AGENT_KWARGS = dict(
    device="cpu",
    verbose=0,
    lam=0.95, 
    gamma=0.99, 
    ent_coef=0.01,
    learning_rate=1e-3, 
    
)
MEMORY_AGENT_KWARGS=dict(
    her=False,
    reward_norm=False,
    aux_modules=None,
    
    intrinsic_expl=True,
    intrinsic_eta=0.01,
    
    use_rnd=True, 
    rnd_emb_dim=32, 
    rnd_lr=1e-3,
)

# HELPERS =================================
def total_timesteps(delay,n_episodes):
    return delay * n_episodes

## **Example:** Simple training setup

In [None]:
# ENVIRONMENT =============================
env = MemoryTaskEnv(delay=DELAY, difficulty=0)

# MEMORY BUFFER ===========================
memory = StrategicMemoryBuffer(
    obs_dim=env.observation_space.shape[0],
    action_dim=1,          # For Discrete(2)
    mem_dim=MEM_DIM,
    max_entries=N_MEMORIES,
    device="cpu"
)

# POLICY NETWORK (use class) ==============
policy = StrategicMemoryTransformerPolicy

# (optional) AUXILIARY MODULES ============
"""
aux_modules = [
    CueAuxModule(feat_dim=MEM_DIM*2, n_classes=2),
    ConfidenceAuxModule(feat_dim=MEM_DIM*2)
]
"""

# AGENT SETUP =============================
agent = TraceRL(
    policy_class=policy,
    env=env,
    memory=memory,
    memory_learn_retention=True,    
    memory_retention_coef=0.01,   
    # aux_modules=aux_modules,  
    **AGENT_KWARGS,
    **MEMORY_AGENT_KWARGS
)

# TRAIN THE AGENT =========================
agent.learn(
    total_timesteps=total_timesteps(DELAY, N_EPISODES),
    log_interval=100
)

## Benchmark this agent against a regular PPO and a RecurentPPO

Will be used a environment that requires the agent to remeber past observations to decide what to do on the last action.

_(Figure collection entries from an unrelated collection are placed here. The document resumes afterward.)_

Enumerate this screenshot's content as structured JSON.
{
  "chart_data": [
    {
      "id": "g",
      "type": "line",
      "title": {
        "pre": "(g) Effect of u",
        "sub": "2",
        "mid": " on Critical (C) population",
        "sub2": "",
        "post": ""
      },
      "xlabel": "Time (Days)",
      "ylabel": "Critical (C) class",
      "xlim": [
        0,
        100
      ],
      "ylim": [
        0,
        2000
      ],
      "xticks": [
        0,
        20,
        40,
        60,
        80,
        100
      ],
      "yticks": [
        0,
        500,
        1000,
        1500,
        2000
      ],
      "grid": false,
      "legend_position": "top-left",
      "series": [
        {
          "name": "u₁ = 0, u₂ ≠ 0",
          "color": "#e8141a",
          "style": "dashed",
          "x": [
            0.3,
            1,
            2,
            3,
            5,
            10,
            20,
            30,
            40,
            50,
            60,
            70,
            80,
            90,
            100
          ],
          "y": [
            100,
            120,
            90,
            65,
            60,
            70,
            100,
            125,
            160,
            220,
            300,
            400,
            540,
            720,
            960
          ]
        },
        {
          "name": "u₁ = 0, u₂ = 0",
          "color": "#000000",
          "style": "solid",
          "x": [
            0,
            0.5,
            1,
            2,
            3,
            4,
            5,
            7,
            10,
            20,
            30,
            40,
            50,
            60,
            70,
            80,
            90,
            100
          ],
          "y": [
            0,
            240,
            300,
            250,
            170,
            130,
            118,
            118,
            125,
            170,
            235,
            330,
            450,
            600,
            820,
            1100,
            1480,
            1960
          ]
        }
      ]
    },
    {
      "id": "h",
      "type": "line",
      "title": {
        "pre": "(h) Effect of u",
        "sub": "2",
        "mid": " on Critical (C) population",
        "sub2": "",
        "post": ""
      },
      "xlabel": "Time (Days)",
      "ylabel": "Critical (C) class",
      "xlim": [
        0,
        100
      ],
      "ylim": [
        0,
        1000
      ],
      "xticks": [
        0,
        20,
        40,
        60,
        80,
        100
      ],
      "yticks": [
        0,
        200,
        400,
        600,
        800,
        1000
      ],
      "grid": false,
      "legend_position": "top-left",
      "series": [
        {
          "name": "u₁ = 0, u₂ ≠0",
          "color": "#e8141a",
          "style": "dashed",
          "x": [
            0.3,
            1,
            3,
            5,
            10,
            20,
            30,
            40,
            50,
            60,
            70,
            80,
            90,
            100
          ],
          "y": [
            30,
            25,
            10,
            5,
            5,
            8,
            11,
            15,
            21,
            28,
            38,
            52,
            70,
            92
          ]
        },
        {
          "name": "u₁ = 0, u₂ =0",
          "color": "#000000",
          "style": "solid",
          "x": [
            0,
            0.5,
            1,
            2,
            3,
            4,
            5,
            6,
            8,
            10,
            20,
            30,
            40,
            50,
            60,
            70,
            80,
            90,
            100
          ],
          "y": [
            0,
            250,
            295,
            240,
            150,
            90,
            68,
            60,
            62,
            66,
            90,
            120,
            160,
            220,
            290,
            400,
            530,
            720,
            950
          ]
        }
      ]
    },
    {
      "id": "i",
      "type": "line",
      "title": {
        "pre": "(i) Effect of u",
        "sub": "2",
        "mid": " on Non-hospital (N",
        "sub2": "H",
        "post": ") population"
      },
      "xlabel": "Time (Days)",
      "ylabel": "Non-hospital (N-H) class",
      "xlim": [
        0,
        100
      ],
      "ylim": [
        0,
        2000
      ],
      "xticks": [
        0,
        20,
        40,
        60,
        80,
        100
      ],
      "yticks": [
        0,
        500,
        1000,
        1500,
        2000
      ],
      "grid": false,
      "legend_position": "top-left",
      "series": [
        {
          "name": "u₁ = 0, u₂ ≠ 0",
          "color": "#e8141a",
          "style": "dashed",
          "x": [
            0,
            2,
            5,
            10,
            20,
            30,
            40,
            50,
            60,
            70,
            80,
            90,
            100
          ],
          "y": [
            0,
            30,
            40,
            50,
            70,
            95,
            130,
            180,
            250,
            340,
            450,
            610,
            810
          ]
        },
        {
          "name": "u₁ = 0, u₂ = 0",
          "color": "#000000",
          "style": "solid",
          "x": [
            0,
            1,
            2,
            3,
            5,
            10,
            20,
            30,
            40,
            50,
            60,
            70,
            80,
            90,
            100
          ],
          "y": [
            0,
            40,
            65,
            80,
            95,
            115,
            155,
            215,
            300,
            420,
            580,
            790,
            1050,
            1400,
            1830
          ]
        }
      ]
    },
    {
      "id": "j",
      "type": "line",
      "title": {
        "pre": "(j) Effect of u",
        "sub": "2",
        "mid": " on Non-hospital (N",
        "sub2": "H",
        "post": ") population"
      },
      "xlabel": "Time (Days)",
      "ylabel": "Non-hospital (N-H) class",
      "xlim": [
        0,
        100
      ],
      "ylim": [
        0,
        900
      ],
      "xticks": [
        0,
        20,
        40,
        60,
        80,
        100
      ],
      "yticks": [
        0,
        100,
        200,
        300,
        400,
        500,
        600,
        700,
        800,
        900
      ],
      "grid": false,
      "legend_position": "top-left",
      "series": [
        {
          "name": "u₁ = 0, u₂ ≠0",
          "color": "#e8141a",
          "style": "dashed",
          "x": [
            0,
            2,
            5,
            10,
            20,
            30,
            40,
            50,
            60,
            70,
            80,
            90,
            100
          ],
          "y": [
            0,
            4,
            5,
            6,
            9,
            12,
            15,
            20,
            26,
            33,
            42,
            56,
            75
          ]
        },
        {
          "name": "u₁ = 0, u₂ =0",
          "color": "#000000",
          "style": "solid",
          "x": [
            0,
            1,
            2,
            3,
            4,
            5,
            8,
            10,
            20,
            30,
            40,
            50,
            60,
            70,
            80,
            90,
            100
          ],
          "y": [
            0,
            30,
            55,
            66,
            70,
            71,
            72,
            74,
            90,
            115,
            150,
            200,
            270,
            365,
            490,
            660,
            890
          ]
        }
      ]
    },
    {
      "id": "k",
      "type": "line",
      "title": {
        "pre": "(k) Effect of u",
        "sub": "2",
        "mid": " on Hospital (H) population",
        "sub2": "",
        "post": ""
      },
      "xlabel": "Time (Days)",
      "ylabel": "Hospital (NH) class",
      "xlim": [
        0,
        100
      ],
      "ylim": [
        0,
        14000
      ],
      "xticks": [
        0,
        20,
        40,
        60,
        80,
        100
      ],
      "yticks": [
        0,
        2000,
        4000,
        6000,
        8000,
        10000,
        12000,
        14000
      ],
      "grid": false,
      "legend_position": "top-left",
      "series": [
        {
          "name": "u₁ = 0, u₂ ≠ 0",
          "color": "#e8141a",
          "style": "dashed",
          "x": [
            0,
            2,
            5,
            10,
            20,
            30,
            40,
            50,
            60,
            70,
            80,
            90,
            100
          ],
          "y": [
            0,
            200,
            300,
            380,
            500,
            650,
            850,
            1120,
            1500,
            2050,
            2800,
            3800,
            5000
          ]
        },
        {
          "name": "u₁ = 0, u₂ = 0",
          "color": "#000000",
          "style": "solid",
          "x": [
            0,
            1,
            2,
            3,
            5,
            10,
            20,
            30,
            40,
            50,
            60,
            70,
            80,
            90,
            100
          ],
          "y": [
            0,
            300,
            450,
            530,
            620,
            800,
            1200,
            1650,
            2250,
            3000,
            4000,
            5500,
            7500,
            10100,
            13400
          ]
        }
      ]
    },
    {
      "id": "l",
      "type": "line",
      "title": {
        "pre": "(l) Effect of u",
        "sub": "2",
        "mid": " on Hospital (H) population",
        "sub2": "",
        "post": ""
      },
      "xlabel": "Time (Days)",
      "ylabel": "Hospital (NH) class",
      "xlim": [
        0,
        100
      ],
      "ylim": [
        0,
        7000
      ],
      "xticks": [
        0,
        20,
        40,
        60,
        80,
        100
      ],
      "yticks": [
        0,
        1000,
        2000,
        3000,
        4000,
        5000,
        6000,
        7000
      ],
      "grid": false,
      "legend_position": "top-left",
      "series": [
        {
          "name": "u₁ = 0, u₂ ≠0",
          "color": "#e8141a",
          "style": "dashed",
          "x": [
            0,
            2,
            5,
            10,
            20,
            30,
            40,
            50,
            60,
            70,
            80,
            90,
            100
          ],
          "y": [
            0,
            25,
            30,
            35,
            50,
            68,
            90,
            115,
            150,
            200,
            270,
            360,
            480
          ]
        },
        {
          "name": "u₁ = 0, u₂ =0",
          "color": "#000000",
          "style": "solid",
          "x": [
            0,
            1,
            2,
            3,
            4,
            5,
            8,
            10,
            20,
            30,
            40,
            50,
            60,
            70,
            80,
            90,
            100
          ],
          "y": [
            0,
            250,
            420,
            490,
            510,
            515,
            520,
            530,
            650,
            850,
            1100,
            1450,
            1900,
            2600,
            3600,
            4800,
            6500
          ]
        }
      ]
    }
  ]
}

The reward is 1 or -1 if the agent uses the same action as the first item of the first observation , any other steps get 0 reward so the causal/effect is very delayed

In [None]:




# --- Batch experiment setup ---
if __name__ == "__main__":
    EXPERIMENTS = [
        dict(delay=4, n_train_episodes=2000, total_timesteps=total_timesteps(4,2000), difficulty=0, mode_name="EASY", verbose=0, eval_base=True),
        dict(delay=4, n_train_episodes=5000, total_timesteps=total_timesteps(4,2500), difficulty=1, mode_name="HARD", verbose=0, eval_base=True),
        dict(delay=32, n_train_episodes=7500, total_timesteps=total_timesteps(32,3000), difficulty=0, mode_name="EASY", verbose=0, eval_base=False),
        dict(delay=32, n_train_episodes=7500, total_timesteps=total_timesteps(32,3500), difficulty=1, mode_name="EASY", verbose=0, eval_base=False),
        #dict(delay=64, n_train_episodes=15000, total_timesteps=15000*64, difficulty=0, mode_name="HARD", verbose=0, eval_base=False),
        dict(delay=256, n_train_episodes=20000, total_timesteps=total_timesteps(256,5000), difficulty=0, mode_name="HARD", verbose=0, eval_base=False),
    ]

    # --- Custom memory agent config (edit as needed) ---
    memory_agent_config = dict(
        action_dim=1,          # For Discrete(2)
        mem_dim=MEM_DIM,
        max_entries=N_MEMORIES,
        policy_class=StrategicMemoryTransformerPolicy,
        **AGENT_KWARGS,
        **MEMORY_AGENT_KWARGS
        # Add more settings if needed
    )

    results = []
    for exp in EXPERIMENTS:
        # For each experiment, pass memory agent config
        benchmark = AgentPerformanceBenchmark(exp, memory_agent_config=memory_agent_config)
        results.append(benchmark.run())